There's no excuse for Florida and Texas. Both programs -- among the four or five best in the nation the past five seasons -- were embarrassingly bad this season. Texas' meltdown -- from playing for the national title last season to missing out entirely on a bowl this season -- is epic. At least Florida is going to a bowl. But coaches Mack Brown at Texas and Urban Meyer at Florida have to make some tough offseason decisions -- decisions that should include new offensive coordinators. Texas' Greg Davis has overseen some powerful offenses, but those were the ones with Vince Young and Colt McCoy. When Davis hasn't had superstar quarterbacks, his offenses have lacked consistency. Florida's regular season is over, but Steve Addazio still hasn't decided the Gators' offensive identity this season. It's obviously about 10 games too late.
Give it up for UConn coach Randy Edsall. Connecticut came into this season with about as much hype as there can be for the Huskies' football team. UConn was expected to contend for the Big East title with a veteran team. But when the Huskies got off to a 3-4 start in a league that is way below -- way, way below -- par, they were written off as being vastly overrated. After the season's nadir, a 27-0 loss to Louisville in which the Huskies gained just 175 total yards, UConn turned it around. The Huskies now have won four in a row, including wins over West Virginia and Pitt by a combined five points, and they're in the driver's seat in the Big East. A win next week at USF and UConn is in the BCS. Granted, the Huskies don't deserve a BCS bid, but don't blame them for being the best team in a bad league. And you have to credit Edsall for getting his team to bounce back after bottoming out.
No rivalry matches BYU-Utah for late drama. It shouldn't have come as any surprise that Utah's 17-16 victory over BYU was decided on a blocked field goal as time expired. When these teams play, it always seems to go down to the wire. Only two of the past 14 BYU-Utah games have been decided by more than seven points. BYU won in overtime last season. The Cougars won on a last-minute touchdown in 2007 after converting a fourth-and-18 play, and they won in 2006 with a touchdown on the game's final play. Utah's 48-24 victory in 2008 was the only recent one-sided game in this rivalry. Now that Utah and BYU no longer will be conference rivals, we can only hope they continue producing these types of thrillers.

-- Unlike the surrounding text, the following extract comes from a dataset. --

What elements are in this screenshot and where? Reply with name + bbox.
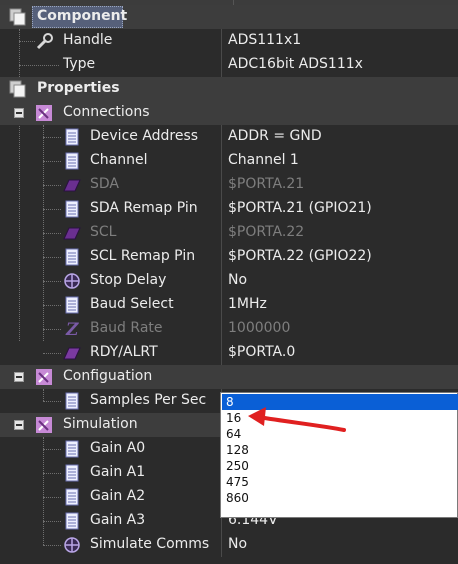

Notre Dame has put together a solid defense. The deficiencies in Notre Dame's defense cost Charlie Weis his job last season. The Irish didn't look any better on that side of the ball this season after giving up 367 rushing yards in a 35-17 loss to Navy. But they've played remarkably well from that point on. Notre Dame's defense has allowed just two touchdowns in the past four games, including a 20-16 victory Saturday over USC. Notre Dame went 13 consecutive quarters without allowing an offensive touchdown -- its longest streak since 1980 -- before USC finally reached the end zone in the third period. And that touchdown was hardly the defense's fault: USC recovered a fumble at Notre Dame's 2 line and didn't reach the end zone until a quarterback sneak on fourth-and-goal.